Communication-Efficient MARL for Platoon Stability and Energy-efficiency Co-optimization in Cooperative Adaptive Cruise Control of CAVs
Min Hua, Dong Chen, Kun Jiang, Fanggang Zhang, Jinhai Wang, Bo Wang, Quan Zhou, Hongming Xu
TL;DR
This work tackles the joint problem of platoon stability and energy efficiency in cooperative adaptive cruise control (CACC) for connected and autonomous vehicles by developing a fully decentralized multi-agent reinforcement learning (MARL) framework. It introduces a communication-efficient design that integrates Quantized Stochastic Gradient Descent (QSGD) with Binary Differential Consensus (BDC) to reduce bandwidth while preserving learning quality in a decentralized setting. Compared with state-of-the-art MARL methods, the proposed BDC-MARL achieves up to 5.8% additional energy savings and demonstrates stable, safe platoon behavior across various scenarios, including OpenACC real-world data, with a 6-vehicle platoon identified as near-optimal for balancing energy efficiency and stability. The work provides detailed analyses of information-sharing strategies and platoon-size effects, showing practical viability for real-world deployment and offering a foundation for further improvements in communication protocols and long-horizon energy optimization.

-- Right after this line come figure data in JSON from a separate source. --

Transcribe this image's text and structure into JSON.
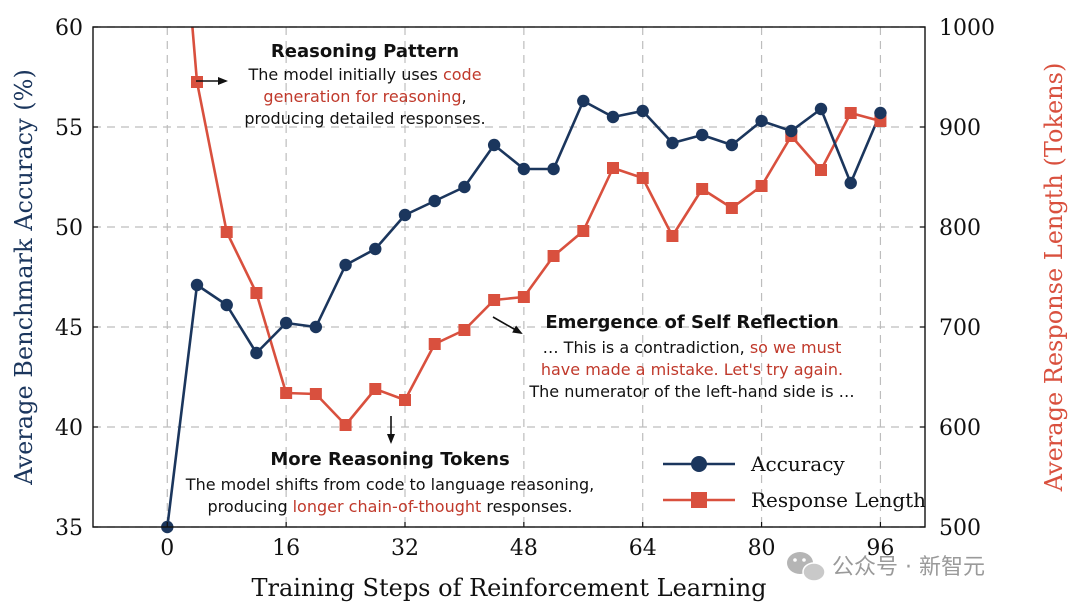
{
  "chart_data": {
    "type": "line",
    "xlabel": "Training Steps of Reinforcement Learning",
    "ylabel_left": "Average Benchmark Accuracy (%)",
    "ylabel_right": "Average Response Length (Tokens)",
    "xlim": [
      -10,
      102
    ],
    "ylim_left": [
      35,
      60
    ],
    "ylim_right": [
      500,
      1000
    ],
    "x_ticks": [
      "0",
      "16",
      "32",
      "48",
      "64",
      "80",
      "96"
    ],
    "x_tick_values": [
      0,
      16,
      32,
      48,
      64,
      80,
      96
    ],
    "y_left_ticks": [
      "35",
      "40",
      "45",
      "50",
      "55",
      "60"
    ],
    "y_left_tick_values": [
      35,
      40,
      45,
      50,
      55,
      60
    ],
    "y_right_ticks": [
      "500",
      "600",
      "700",
      "800",
      "900",
      "1000"
    ],
    "y_right_tick_values": [
      500,
      600,
      700,
      800,
      900,
      1000
    ],
    "grid": true,
    "legend_position": "bottom-right",
    "series": [
      {
        "name": "Accuracy",
        "axis": "left",
        "color": "#1b365d",
        "marker": "circle",
        "x": [
          0,
          4,
          8,
          12,
          16,
          20,
          24,
          28,
          32,
          36,
          40,
          44,
          48,
          52,
          56,
          60,
          64,
          68,
          72,
          76,
          80,
          84,
          88,
          92,
          96
        ],
        "values": [
          35.0,
          47.1,
          46.1,
          43.7,
          45.2,
          45.0,
          48.1,
          48.9,
          50.6,
          51.3,
          52.0,
          54.1,
          52.9,
          52.9,
          56.3,
          55.5,
          55.8,
          54.2,
          54.6,
          54.1,
          55.3,
          54.8,
          55.9,
          52.2,
          55.7
        ]
      },
      {
        "name": "Response Length",
        "axis": "right",
        "color": "#d9503e",
        "marker": "square",
        "x": [
          0,
          4,
          8,
          12,
          16,
          20,
          24,
          28,
          32,
          36,
          40,
          44,
          48,
          52,
          56,
          60,
          64,
          68,
          72,
          76,
          80,
          84,
          88,
          92,
          96
        ],
        "values": [
          1300,
          945,
          795,
          734,
          634,
          633,
          602,
          638,
          627,
          683,
          697,
          727,
          730,
          771,
          796,
          859,
          849,
          791,
          838,
          819,
          841,
          891,
          857,
          914,
          906
        ],
        "marker_from_index": 1
      }
    ],
    "annotations": [
      {
        "title": "Reasoning Pattern",
        "lines": [
          [
            {
              "t": "The model initially uses ",
              "c": "#111111"
            },
            {
              "t": "code",
              "c": "#c0392b"
            }
          ],
          [
            {
              "t": "generation for reasoning",
              "c": "#c0392b"
            },
            {
              "t": ",",
              "c": "#111111"
            }
          ],
          [
            {
              "t": "producing detailed responses.",
              "c": "#111111"
            }
          ]
        ]
      },
      {
        "title": "Emergence of Self Reflection",
        "lines": [
          [
            {
              "t": "… This is a contradiction, ",
              "c": "#111111"
            },
            {
              "t": "so we must",
              "c": "#c0392b"
            }
          ],
          [
            {
              "t": "have made a mistake. Let's try again.",
              "c": "#c0392b"
            }
          ],
          [
            {
              "t": "The numerator of the left-hand side is …",
              "c": "#111111"
            }
          ]
        ]
      },
      {
        "title": "More Reasoning Tokens",
        "lines": [
          [
            {
              "t": "The model shifts from code to language reasoning,",
              "c": "#111111"
            }
          ],
          [
            {
              "t": "producing ",
              "c": "#111111"
            },
            {
              "t": "longer chain-of-thought",
              "c": "#c0392b"
            },
            {
              "t": " responses.",
              "c": "#111111"
            }
          ]
        ]
      }
    ]
  },
  "watermark": "公众号 · 新智元"
}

Overall, the approach advances energy-aware, scalable, and robust CACC in networked vehicle systems using decentralized MARL with efficient communications.
Abstract
Cooperative adaptive cruise control (CACC) has been recognized as a fundamental function of autonomous driving, in which platoon stability and energy efficiency are outstanding challenges that are difficult to accommodate in real-world operations. This paper studied the CACC of connected and autonomous vehicles (CAVs) based on the multi-agent reinforcement learning algorithm (MARL) to optimize platoon stability and energy efficiency simultaneously. The optimal use of communication bandwidth is the key to guaranteeing learning performance in real-world driving, and thus this paper proposes a communication-efficient MARL by incorporating the quantified stochastic gradient descent (QSGD) and a binary differential consensus (BDC) method into a fully-decentralized MARL framework. We benchmarked the performance of our proposed BDC-MARL algorithm against several several non-communicative andcommunicative MARL algorithms, e.g., IA2C, FPrint, and DIAL, through the evaluation of platoon stability, fuel economy, and driving comfort. Our results show that BDC-MARL achieved the highest energy savings, improving by up to 5.8%, with an average velocity of 15.26 m/s and an inter-vehicle spacing of 20.76 m. In addition, we conducted different information-sharing analyses to assess communication efficacy, along with sensitivity analyses and scalability tests with varying platoon sizes. The practical effectiveness of our approach is further demonstrated using real-world scenarios sourced from open-sourced OpenACC.